Демоноборец сорвал с головы амигасу и с размаху вогнал её стригою под рёбра. Отточенные, как бритва, круглые стальные края вошли в упыря, словно нагретый нож — в масло, разрубив его практически пополам. Пол оросился мощным фонтаном крови, стригой захрипел, и Эл легко скинул его с себя. Ловко поднявшись на ноги, он первым делом пустил издыхающему врагу пулю в башку, а затем подобрал меч и осмотрелся. Как они и думал, несколько вампиров не были мертвы: демоноборцу удалось их лишь ранить. Эти два сердца, которыми обладали стригои, создавали проблемы. Парочка упырей даже намеревалась напасть. Но Эл легко разделался с ними — это даже не потребовало усилий. Затем он убедился, что в подвале не осталось живых тварей. Убийства не принесли удовлетворения. Он хотел разделаться с прародителем выводка, а не с этой мелочью, годной сражаться только толпой.

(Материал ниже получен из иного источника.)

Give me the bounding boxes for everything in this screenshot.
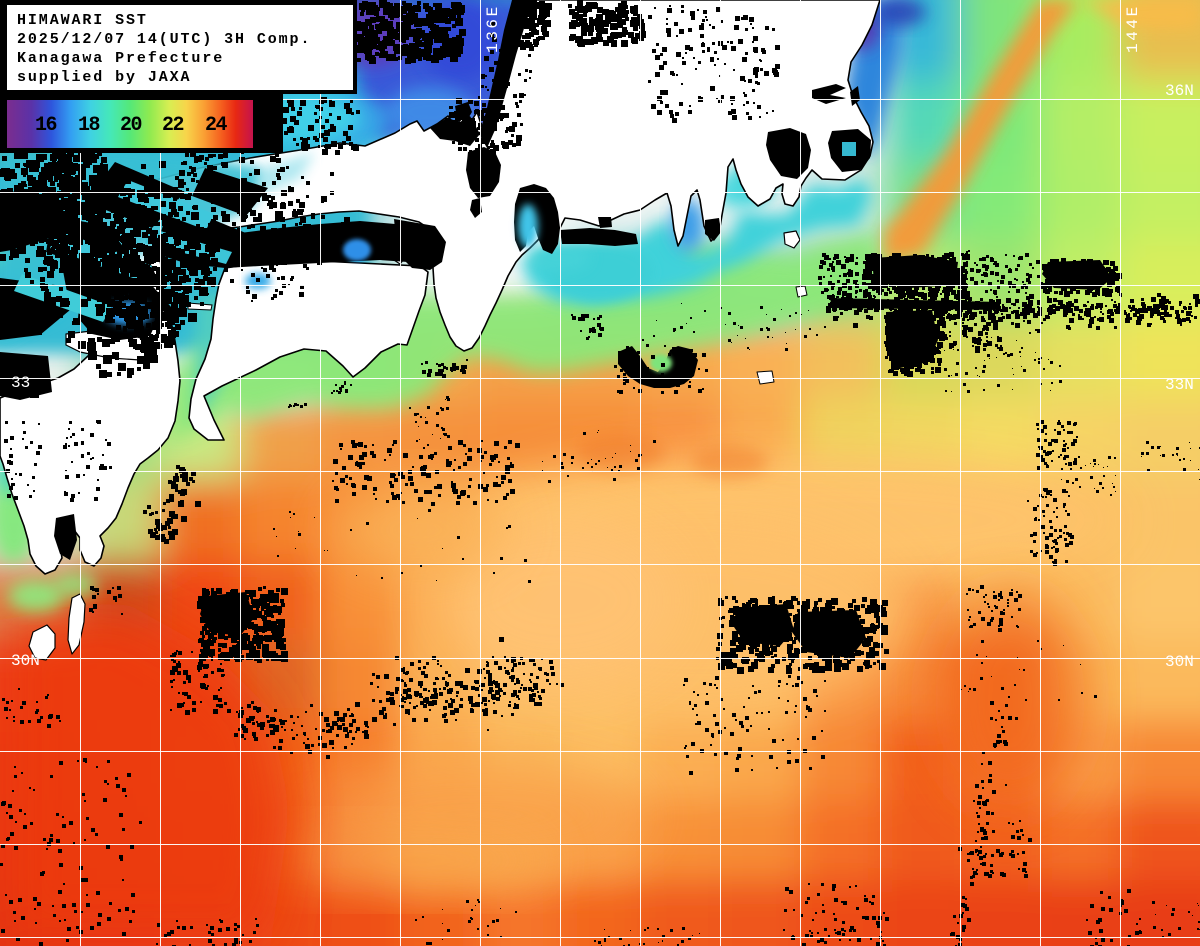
svg-text:33: 33	[11, 374, 30, 392]
svg-text:136E: 136E	[484, 4, 502, 53]
svg-text:22: 22	[162, 114, 184, 137]
svg-text:supplied by JAXA: supplied by JAXA	[17, 69, 191, 86]
svg-text:144E: 144E	[1124, 4, 1142, 53]
svg-text:30N: 30N	[1165, 653, 1194, 671]
svg-text:24: 24	[205, 114, 228, 137]
svg-text:36N: 36N	[1165, 82, 1194, 100]
svg-text:16: 16	[35, 114, 57, 137]
svg-text:Kanagawa Prefecture: Kanagawa Prefecture	[17, 50, 224, 67]
svg-text:33N: 33N	[1165, 376, 1194, 394]
svg-text:18: 18	[78, 114, 100, 137]
svg-text:30N: 30N	[11, 652, 40, 670]
svg-text:HIMAWARI SST: HIMAWARI SST	[17, 12, 148, 29]
svg-text:2025/12/07 14(UTC) 3H Comp.: 2025/12/07 14(UTC) 3H Comp.	[17, 31, 311, 48]
svg-text:20: 20	[120, 114, 142, 137]
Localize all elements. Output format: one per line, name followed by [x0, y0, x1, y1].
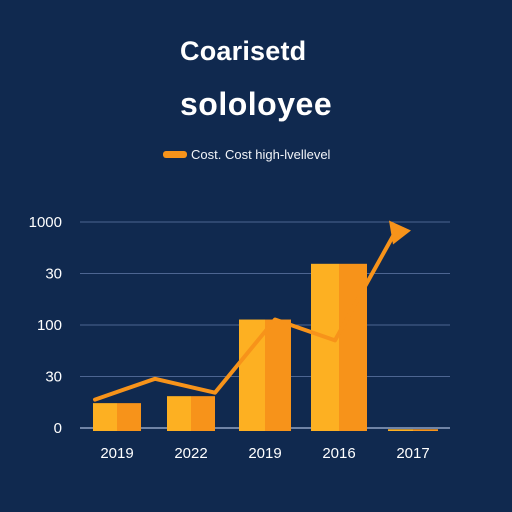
- x-tick-label: 2017: [396, 445, 429, 462]
- bar-left-face: [167, 396, 191, 431]
- bar-right-face: [191, 396, 215, 431]
- x-tick-label: 2022: [174, 445, 207, 462]
- bar: [388, 429, 438, 431]
- y-tick-label: 1000: [29, 214, 62, 231]
- x-tick-label: 2019: [248, 445, 281, 462]
- bar-right-face: [117, 403, 141, 431]
- y-tick-label: 0: [54, 420, 62, 437]
- chart-title: Coarisetd: [180, 36, 307, 66]
- trend-line: [93, 230, 397, 402]
- bar: [93, 403, 141, 431]
- legend-label: Cost. Cost high-lvellevel: [191, 147, 331, 162]
- trend-arrow-head: [389, 220, 411, 245]
- chart-subtitle: sololoyee: [180, 86, 333, 122]
- bar-left-face: [311, 263, 339, 431]
- chart-legend: Cost. Cost high-lvellevel: [163, 147, 330, 162]
- bars: [93, 263, 438, 431]
- y-tick-label: 100: [37, 317, 62, 334]
- bar-left-face: [93, 403, 117, 431]
- y-axis-tick-labels: 1000 30 100 30 0: [29, 214, 62, 437]
- bar-right-face: [265, 319, 291, 431]
- y-tick-label: 30: [45, 369, 62, 386]
- y-tick-label: 30: [45, 266, 62, 283]
- trend-line-group: [93, 220, 411, 402]
- bar: [239, 319, 291, 431]
- bar-right-face: [413, 429, 438, 431]
- legend-swatch: [163, 151, 187, 158]
- bar: [311, 263, 367, 431]
- bar: [167, 396, 215, 431]
- x-axis-tick-labels: 2019 2022 2019 2016 2017: [100, 445, 429, 462]
- bar-left-face: [388, 429, 413, 431]
- x-tick-label: 2019: [100, 445, 133, 462]
- x-tick-label: 2016: [322, 445, 355, 462]
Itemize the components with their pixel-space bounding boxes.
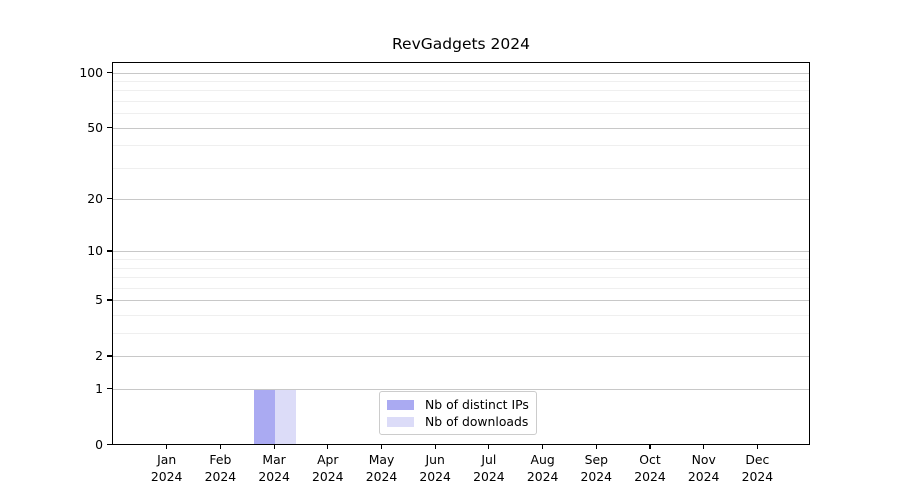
x-axis-label-line: 2024	[150, 468, 183, 484]
x-axis-label-line: 2024	[687, 468, 720, 484]
x-axis-label: May 2024	[347, 452, 417, 485]
gridline-major	[113, 127, 809, 129]
x-axis-label: Oct 2024	[615, 452, 685, 485]
legend-item-downloads: Nb of downloads	[387, 413, 529, 430]
legend-label-distinct-ips: Nb of distinct IPs	[425, 397, 529, 412]
x-axis-tick	[649, 445, 651, 449]
x-axis-label: Jun 2024	[400, 452, 470, 485]
x-axis-label-line: 2024	[526, 468, 559, 484]
x-axis-label-line: 2024	[204, 468, 237, 484]
x-axis-tick	[595, 445, 597, 449]
y-axis-label: 0	[95, 437, 103, 452]
x-axis-label: Jan 2024	[132, 452, 202, 485]
gridline-minor	[113, 315, 809, 317]
bar-nb-of-distinct-ips	[253, 390, 276, 444]
gridline-minor	[113, 90, 809, 92]
y-axis-label: 2	[95, 348, 103, 364]
gridline-minor	[113, 267, 809, 269]
x-axis-label-line: Sep	[584, 452, 608, 467]
x-axis-label-line: 2024	[312, 468, 344, 484]
gridline-minor	[113, 167, 809, 169]
x-axis-label-line: Jan	[157, 452, 177, 467]
x-axis-label-line: 2024	[473, 468, 505, 484]
x-axis-tick	[703, 445, 705, 449]
x-axis-label-line: Jul	[481, 452, 497, 467]
legend: Nb of distinct IPs Nb of downloads	[379, 391, 537, 435]
x-axis-label-line: Mar	[262, 452, 286, 467]
plot-area	[112, 62, 810, 445]
gridline-minor	[113, 287, 809, 289]
x-axis-label: Apr 2024	[293, 452, 363, 485]
y-axis-tick	[107, 126, 112, 128]
x-axis-tick	[542, 445, 544, 449]
chart-title: RevGadgets 2024	[391, 35, 531, 53]
y-axis-tick	[107, 299, 112, 301]
gridline-minor	[113, 100, 809, 102]
gridline-minor	[113, 113, 809, 115]
gridline-major	[113, 199, 809, 201]
gridline-minor	[113, 80, 809, 82]
x-axis-label: Nov 2024	[669, 452, 739, 485]
x-axis-label-line: Jun	[425, 452, 445, 467]
y-axis-tick	[107, 388, 112, 390]
gridline-major	[113, 356, 809, 358]
legend-item-distinct-ips: Nb of distinct IPs	[387, 396, 529, 413]
y-axis-label: 5	[95, 292, 103, 308]
x-axis-label-line: Apr	[317, 452, 339, 467]
x-axis-tick	[434, 445, 436, 449]
x-axis-tick	[166, 445, 168, 449]
x-axis-label: Aug 2024	[508, 452, 578, 485]
x-axis-tick	[380, 445, 383, 449]
legend-swatch-distinct-ips	[387, 399, 414, 410]
x-axis-tick	[219, 445, 221, 449]
x-axis-label-line: Oct	[639, 452, 661, 467]
x-axis-label-line: Feb	[209, 452, 232, 467]
x-axis-tick	[756, 445, 758, 449]
x-axis-label-line: 2024	[634, 468, 666, 484]
gridline-major	[113, 251, 809, 253]
bar-nb-of-downloads	[275, 390, 297, 444]
x-axis-tick	[327, 445, 329, 449]
x-axis-label-line: 2024	[365, 468, 398, 484]
legend-swatch-downloads	[387, 416, 414, 427]
x-axis-label-line: 2024	[258, 468, 290, 484]
gridline-minor	[113, 145, 809, 147]
x-axis-label: Dec 2024	[722, 452, 792, 485]
y-axis-tick	[107, 444, 112, 446]
y-axis-label: 50	[87, 119, 103, 135]
gridline-major	[113, 72, 809, 74]
y-axis-label: 1	[95, 381, 103, 397]
x-axis-label-line: 2024	[419, 468, 451, 484]
y-axis-tick	[107, 198, 112, 200]
gridline-minor	[113, 277, 809, 279]
x-axis-label: Jul 2024	[454, 452, 524, 485]
y-axis-label: 10	[87, 243, 103, 259]
x-axis-tick	[488, 445, 490, 449]
x-axis-tick	[273, 445, 275, 449]
x-axis-label-line: 2024	[580, 468, 613, 484]
x-axis-label: Feb 2024	[185, 452, 255, 485]
x-axis-label-line: Aug	[530, 452, 555, 467]
x-axis-label-line: Nov	[691, 452, 716, 467]
gridline-major	[113, 389, 809, 391]
y-axis-tick	[107, 355, 112, 357]
x-axis-label-line: May	[368, 452, 395, 467]
y-axis-label: 100	[79, 64, 103, 80]
gridline-minor	[113, 259, 809, 261]
legend-label-downloads: Nb of downloads	[425, 414, 529, 429]
gridline-major	[113, 300, 809, 302]
x-axis-label-line: Dec	[745, 452, 770, 467]
gridline-minor	[113, 333, 809, 335]
x-axis-label-line: 2024	[741, 468, 774, 484]
y-axis-tick	[107, 71, 112, 73]
x-axis-label: Mar 2024	[239, 452, 309, 485]
y-axis-tick	[107, 250, 112, 252]
x-axis-label: Sep 2024	[561, 452, 631, 485]
y-axis-label: 20	[87, 191, 103, 207]
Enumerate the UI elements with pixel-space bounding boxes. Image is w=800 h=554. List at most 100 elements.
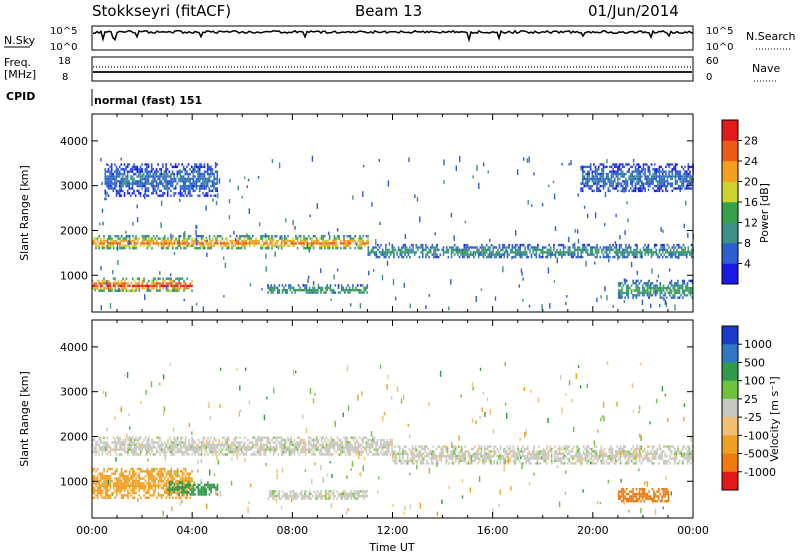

Теперь некромант, наконец, мог избавиться от стрел. Извлечь их оказалось непросто: вампиры заточили острия болтов так, чтобы они служили гарпунами и не выскальзывали из ран. Пришлось воспользоваться ножом, разрезая собственную плоть и извлекая вражескую сталь. Эл не чувствовал боли, но испытывал странное ощущение — словно лишился части себя. Это было не столько физическое, сколько психическое. Он даже не мог объяснить, откуда оно бралось. Может, из понимания, что эти раны не затянутся, не заживут, не исчезнут — подобно множеству других, покрывавших его тело. Останутся с ним до той поры, когда он, наконец, ляжет в землю подобно остальным смертным. Эл достал из поясной сумки медицинский степлер и аккуратно соединил края ран металлическими скобами. Из узких, почти незаметных щёлок сочилось зеленоватое сияние. Когда-то в нём содержались не только компоненты, способные поднимать мёртвых, но и умевшие исцелять, что угодно. Однако прошло слишком много времени, и демоноборец потратил в своих странствиях и схватках почти всё. Остались лишь те, что поддерживали в его теле жизнь. Поддерживали, но уже не регенерировали его. Увы, ничто не вечно, а бессмертие — сказка для тех, кто боится однажды стать прахом. Для тех, кто наивно не готов принять неизбежное.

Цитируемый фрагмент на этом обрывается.